I've been thinking about this. In the past five years, not counting ones in captivity at knit shops or craft fairs, I can count identifiable works in the wild on one hand. There was a Vintage Velvet scarf in Seattle, an Anne Norling Strawberry Hat in Denmark, and a Fakeisle hat in Bellingham. Where are the others hiding?

Or the opposite, have you had anyone stop you, out of the blue, and ask if that's a Charlotte's Web you are wearing? I don't know why these things intrigue me. I guess I have a fear of hitting my local Sally Ann and finding dozens of Baby Surprises after spending days knitting one myself. Or maybe only knitters appreciate knitting.

Img_1743_3 Seeing as though there's plenty of knitting content here, I'll give some not so equal time to the woodworker in my house.
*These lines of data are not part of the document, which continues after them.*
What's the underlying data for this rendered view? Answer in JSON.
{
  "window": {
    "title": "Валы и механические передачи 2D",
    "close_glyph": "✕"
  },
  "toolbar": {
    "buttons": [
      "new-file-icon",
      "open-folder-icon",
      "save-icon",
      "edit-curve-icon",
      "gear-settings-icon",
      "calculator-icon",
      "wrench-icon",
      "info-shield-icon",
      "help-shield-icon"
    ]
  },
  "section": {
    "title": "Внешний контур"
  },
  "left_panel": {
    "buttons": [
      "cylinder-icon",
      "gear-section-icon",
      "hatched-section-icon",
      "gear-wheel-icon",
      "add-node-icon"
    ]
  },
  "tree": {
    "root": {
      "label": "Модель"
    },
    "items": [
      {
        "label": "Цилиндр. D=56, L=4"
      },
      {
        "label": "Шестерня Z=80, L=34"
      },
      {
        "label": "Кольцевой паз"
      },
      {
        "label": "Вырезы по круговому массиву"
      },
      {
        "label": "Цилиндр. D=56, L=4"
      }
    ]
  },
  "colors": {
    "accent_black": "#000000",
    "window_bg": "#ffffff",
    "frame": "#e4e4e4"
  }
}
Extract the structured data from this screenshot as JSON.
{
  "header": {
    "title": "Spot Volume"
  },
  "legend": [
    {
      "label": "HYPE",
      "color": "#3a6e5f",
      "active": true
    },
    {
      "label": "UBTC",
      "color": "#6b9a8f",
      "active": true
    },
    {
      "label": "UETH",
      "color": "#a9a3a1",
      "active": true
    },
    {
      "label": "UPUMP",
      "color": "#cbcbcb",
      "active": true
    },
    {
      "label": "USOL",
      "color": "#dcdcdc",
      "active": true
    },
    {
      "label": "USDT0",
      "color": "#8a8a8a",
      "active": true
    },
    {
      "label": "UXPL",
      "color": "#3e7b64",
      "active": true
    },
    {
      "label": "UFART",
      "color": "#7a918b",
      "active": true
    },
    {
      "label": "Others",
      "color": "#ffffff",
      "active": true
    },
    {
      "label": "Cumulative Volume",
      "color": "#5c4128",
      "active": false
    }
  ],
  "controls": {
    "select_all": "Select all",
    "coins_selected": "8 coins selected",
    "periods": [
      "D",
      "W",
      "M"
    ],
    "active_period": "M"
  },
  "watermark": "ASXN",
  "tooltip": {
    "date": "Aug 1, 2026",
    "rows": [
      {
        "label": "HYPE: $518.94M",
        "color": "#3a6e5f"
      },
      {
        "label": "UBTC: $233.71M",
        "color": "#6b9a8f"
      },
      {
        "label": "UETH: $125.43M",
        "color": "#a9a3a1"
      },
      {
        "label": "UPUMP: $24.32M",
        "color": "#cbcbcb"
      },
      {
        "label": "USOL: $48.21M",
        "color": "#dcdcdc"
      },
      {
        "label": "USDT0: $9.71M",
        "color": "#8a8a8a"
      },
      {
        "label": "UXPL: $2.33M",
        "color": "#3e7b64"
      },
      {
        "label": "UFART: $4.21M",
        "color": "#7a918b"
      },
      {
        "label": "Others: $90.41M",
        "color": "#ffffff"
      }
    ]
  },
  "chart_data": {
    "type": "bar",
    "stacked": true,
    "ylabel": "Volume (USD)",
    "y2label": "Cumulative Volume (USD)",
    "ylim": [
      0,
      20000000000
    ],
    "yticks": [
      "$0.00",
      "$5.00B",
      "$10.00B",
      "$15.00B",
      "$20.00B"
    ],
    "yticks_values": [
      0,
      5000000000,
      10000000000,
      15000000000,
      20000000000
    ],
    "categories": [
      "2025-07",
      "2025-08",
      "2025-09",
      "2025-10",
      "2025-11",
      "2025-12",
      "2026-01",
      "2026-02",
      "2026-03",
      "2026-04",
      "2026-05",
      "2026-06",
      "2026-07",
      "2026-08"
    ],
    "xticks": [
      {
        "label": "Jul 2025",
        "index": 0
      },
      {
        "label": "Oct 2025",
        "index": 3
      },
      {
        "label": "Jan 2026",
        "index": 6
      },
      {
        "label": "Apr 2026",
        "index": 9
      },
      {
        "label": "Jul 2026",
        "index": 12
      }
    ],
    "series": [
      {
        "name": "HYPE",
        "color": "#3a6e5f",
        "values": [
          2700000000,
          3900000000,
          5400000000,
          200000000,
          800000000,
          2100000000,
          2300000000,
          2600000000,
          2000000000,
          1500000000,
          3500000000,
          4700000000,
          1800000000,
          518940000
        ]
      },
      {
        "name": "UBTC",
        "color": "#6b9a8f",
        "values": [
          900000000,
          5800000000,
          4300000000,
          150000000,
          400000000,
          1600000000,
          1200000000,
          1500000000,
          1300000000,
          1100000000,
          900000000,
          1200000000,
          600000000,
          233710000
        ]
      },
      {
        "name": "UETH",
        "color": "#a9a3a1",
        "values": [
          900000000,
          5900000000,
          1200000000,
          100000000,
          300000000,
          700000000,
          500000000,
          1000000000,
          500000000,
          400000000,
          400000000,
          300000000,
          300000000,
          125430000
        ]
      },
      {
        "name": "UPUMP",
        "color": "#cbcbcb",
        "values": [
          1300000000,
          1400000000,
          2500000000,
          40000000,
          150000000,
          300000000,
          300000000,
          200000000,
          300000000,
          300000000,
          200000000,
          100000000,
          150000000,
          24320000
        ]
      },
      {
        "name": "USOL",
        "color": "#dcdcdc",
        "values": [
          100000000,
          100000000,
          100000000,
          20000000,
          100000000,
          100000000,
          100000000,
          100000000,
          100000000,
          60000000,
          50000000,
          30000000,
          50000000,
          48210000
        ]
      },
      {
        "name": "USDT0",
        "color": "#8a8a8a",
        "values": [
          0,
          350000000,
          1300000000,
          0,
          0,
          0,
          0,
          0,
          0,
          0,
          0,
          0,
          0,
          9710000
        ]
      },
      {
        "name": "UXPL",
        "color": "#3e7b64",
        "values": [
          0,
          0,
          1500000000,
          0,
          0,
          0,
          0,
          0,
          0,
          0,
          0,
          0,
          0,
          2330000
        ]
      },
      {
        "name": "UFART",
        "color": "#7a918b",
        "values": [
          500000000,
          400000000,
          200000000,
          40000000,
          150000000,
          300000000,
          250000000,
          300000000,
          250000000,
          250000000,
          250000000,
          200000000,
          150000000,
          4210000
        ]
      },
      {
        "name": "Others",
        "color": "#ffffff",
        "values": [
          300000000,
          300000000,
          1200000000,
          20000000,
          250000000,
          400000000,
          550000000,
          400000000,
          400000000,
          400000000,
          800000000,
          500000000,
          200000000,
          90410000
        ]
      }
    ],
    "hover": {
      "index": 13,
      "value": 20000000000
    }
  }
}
He turned this spalted birch vase as a special gift for Blogless Marsha's blogless spouse.

Personally, I don't get wood turning. We have many beautiful pieces in our house, but they each require hours and hours and hours (you get the point) of standing on hard concrete in a dirty dusty environment, and at the very last minute it's conceivable that you can hit a rough patch and blow it all to smithereens.

Once I heard a loud whump from his garage workshop, followed by an expletive, naturally. Out he came, shaking his head, lamenting the fact that yet another one had gotten away. Poof! Sawdust. A couple of weeks later he looked up. There was a good part of the body of a bowl impaled in the garage's roughly insulated ceiling.

Way too risky for me. I guess it's the woodturner's version of a knitted gift from the heart.